Nesse sentido, a educação infantil passa a ser espaço privilegiado para aquisição da Libras e espaço de aprendizagem de conhecimentos diversos, desde que, nesse espaço, existam pessoas que dominem essa língua, como apontam Rodrigues (2009), Turetta (2006) e Tenor (2008), um instrutor ou professor surdos. A presença desse sujeito permitirá à criança se reconhecer positivamente como surda e não como deficiente. A interação interlocutor surdo/criança surda, em língua de sinais, dar-se-á de forma dialógica, potencializando o desenvolvimento do pensamento, visto que, “[...] o desenvolvimento do pensamento é determinado pela linguagem, isto é, pelos instrumentos linguísticos do pensamento e pela experiência sócio- cultural da criança”(VIGOTSKI, 2003, p. 62).

Sendo assim, a interação por meio da língua de sinais contribuirá para o desenvolvimento do pensamento, da imaginação, da atenção voluntária e da memória mediada. Todas as funções psíquicas superiores são processos mediados e os signos constituem o meio básico para dominá-las e dirigi-las.
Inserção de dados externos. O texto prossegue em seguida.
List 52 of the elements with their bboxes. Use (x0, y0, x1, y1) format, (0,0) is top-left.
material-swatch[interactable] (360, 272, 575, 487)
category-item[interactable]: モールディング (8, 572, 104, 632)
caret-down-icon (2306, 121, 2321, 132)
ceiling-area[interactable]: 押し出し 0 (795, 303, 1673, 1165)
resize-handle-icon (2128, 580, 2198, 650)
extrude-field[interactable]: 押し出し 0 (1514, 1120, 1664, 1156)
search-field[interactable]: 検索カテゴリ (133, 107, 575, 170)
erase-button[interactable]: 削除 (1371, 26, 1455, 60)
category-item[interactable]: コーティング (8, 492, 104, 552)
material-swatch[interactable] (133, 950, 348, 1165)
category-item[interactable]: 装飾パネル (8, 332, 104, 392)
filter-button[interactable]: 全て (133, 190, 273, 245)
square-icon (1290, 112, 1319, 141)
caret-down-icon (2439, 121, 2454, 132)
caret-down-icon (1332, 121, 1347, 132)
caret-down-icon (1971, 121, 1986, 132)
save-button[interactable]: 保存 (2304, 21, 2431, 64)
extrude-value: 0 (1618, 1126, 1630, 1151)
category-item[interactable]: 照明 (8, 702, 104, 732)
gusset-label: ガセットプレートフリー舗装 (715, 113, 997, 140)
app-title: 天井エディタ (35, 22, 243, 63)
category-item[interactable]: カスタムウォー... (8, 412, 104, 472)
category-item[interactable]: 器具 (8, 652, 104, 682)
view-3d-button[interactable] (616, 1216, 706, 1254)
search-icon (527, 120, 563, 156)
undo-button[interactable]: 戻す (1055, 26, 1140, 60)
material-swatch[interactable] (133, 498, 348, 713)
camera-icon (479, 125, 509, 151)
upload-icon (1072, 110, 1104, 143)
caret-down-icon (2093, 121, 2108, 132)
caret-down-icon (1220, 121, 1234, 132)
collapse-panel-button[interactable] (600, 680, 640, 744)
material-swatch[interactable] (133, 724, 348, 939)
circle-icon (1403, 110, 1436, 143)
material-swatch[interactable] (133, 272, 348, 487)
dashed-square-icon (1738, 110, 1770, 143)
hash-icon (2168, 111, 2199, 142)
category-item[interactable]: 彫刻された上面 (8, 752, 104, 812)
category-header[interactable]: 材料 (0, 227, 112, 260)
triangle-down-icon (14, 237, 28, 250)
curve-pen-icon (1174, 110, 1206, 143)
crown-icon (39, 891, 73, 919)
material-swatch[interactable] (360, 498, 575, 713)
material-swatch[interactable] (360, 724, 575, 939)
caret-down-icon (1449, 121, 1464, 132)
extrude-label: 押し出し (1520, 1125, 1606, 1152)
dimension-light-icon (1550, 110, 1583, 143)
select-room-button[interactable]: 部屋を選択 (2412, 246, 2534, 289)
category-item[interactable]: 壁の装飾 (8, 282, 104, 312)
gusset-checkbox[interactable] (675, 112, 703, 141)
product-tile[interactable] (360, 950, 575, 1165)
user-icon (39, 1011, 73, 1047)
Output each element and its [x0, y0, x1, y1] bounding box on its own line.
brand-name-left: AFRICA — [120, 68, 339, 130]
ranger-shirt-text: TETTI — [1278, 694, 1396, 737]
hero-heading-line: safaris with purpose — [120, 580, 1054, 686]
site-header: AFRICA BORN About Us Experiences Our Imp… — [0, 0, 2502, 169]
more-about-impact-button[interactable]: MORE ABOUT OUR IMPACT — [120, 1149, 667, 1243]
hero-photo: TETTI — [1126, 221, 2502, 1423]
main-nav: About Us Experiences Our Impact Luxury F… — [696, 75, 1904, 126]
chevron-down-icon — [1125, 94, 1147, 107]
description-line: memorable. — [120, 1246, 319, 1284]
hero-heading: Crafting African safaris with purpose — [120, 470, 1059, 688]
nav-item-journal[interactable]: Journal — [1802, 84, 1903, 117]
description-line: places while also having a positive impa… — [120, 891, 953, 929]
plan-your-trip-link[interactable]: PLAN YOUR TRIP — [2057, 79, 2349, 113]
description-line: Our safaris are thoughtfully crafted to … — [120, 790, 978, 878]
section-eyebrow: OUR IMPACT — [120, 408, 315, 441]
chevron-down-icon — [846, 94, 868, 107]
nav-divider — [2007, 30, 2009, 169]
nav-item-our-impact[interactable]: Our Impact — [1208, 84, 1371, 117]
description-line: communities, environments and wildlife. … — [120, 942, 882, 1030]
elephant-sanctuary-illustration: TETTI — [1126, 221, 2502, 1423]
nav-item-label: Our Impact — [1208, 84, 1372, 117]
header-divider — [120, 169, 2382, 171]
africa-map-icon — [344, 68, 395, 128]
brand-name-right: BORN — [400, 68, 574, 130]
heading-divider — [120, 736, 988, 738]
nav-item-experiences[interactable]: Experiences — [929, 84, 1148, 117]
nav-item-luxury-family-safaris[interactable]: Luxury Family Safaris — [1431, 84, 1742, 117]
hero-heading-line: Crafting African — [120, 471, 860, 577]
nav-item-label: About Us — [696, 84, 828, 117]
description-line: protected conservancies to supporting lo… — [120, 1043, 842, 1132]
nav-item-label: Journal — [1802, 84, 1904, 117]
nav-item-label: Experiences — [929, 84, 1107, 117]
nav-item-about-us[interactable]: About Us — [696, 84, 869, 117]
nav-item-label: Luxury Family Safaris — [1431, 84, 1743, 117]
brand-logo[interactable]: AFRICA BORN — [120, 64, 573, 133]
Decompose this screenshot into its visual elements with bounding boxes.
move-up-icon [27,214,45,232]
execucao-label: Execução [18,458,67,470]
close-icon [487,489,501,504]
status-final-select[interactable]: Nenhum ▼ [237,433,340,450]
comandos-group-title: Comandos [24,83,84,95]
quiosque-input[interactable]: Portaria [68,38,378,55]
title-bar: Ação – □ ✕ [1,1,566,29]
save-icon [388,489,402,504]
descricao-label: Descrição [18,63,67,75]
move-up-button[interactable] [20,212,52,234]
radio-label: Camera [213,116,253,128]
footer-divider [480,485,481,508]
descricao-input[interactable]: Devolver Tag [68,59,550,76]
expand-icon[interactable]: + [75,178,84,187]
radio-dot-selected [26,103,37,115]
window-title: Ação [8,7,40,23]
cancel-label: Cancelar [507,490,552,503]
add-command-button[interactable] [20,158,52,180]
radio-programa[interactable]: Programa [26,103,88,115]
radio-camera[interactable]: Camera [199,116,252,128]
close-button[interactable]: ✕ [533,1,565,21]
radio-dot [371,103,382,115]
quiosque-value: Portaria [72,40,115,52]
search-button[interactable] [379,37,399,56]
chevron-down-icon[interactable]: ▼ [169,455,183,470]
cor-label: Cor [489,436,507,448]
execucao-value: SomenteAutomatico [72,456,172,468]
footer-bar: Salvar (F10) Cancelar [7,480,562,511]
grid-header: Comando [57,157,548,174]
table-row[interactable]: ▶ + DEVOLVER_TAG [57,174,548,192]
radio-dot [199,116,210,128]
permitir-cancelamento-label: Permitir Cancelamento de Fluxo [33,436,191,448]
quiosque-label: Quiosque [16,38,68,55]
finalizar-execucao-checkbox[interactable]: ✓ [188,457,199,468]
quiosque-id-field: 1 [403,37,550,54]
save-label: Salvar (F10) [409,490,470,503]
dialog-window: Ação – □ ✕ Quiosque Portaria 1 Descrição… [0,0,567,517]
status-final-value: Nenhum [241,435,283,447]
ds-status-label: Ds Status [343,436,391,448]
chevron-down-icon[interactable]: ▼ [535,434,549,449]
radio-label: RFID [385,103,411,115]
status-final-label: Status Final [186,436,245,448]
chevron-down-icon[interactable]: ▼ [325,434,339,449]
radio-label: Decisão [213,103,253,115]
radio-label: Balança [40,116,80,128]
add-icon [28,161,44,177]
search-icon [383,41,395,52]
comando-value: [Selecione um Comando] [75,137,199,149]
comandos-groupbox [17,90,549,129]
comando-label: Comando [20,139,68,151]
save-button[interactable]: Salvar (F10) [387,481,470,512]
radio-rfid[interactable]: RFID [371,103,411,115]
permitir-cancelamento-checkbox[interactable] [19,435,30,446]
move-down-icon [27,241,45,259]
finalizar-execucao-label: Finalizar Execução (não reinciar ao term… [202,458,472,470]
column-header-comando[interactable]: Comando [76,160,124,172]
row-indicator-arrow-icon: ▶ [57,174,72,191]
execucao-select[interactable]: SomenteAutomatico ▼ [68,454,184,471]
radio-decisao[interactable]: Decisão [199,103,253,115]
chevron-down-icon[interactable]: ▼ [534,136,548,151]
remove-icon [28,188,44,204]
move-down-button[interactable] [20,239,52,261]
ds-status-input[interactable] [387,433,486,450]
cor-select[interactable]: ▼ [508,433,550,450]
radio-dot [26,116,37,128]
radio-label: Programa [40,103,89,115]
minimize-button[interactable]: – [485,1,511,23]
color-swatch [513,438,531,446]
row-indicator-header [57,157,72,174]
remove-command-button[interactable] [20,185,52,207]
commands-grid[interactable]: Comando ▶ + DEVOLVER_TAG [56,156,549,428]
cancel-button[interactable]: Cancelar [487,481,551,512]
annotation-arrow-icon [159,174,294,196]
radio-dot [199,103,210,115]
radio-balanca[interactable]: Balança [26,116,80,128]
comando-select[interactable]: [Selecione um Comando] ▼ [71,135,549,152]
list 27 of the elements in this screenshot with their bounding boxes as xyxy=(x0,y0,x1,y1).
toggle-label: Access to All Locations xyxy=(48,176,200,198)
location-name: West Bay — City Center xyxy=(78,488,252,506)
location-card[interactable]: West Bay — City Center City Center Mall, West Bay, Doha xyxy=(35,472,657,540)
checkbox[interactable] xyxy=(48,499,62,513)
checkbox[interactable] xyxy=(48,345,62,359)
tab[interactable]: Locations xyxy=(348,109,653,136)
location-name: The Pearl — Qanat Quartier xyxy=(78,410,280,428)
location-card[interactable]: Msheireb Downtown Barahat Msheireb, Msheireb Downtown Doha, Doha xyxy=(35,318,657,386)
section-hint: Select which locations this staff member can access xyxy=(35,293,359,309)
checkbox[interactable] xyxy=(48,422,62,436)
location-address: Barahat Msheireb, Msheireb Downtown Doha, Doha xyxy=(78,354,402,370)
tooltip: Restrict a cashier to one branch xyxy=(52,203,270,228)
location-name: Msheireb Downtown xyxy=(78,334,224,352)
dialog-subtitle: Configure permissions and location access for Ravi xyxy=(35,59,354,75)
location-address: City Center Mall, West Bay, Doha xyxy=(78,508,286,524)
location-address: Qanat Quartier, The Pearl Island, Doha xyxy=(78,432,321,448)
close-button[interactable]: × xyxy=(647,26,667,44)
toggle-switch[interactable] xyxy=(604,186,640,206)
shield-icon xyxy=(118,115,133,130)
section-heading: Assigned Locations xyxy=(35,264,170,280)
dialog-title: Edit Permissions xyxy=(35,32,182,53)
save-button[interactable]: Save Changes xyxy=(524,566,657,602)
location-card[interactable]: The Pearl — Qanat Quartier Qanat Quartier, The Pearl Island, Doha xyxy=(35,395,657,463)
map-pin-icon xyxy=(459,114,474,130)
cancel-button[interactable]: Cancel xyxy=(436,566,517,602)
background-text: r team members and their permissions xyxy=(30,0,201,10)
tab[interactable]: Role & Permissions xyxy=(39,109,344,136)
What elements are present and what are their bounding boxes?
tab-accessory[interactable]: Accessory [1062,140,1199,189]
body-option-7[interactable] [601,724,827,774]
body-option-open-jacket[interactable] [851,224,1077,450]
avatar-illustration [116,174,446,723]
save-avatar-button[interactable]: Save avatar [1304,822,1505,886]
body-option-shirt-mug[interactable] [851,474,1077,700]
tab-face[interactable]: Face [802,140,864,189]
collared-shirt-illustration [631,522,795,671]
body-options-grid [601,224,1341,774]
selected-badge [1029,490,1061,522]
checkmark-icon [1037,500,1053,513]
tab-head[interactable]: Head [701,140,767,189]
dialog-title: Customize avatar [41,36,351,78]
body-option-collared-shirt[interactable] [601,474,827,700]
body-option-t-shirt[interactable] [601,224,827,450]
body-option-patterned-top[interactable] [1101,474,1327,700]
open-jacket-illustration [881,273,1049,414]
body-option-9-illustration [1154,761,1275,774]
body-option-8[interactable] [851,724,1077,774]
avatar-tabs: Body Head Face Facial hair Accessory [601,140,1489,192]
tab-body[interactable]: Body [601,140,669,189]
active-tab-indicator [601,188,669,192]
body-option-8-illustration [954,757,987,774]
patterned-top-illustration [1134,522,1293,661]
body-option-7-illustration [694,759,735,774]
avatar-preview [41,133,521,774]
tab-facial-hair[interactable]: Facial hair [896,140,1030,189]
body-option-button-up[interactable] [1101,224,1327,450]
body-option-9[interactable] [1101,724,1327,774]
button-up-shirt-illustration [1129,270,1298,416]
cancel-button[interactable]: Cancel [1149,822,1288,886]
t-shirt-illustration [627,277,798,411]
Nessa via, a Libras não é apenas um conjunto de gestos e mímicas, “[...] visão simplista, influenciada pela ideia da supremacia das línguas orais em detrimento das outras línguas” (RODRIGUES, 2009, p. 34), e sim uma língua com organização e gramática própria. De acordo com os documentos oficiais pertinentes à educação dos surdos, seu ensino deve ser garantido desde a educação infantil.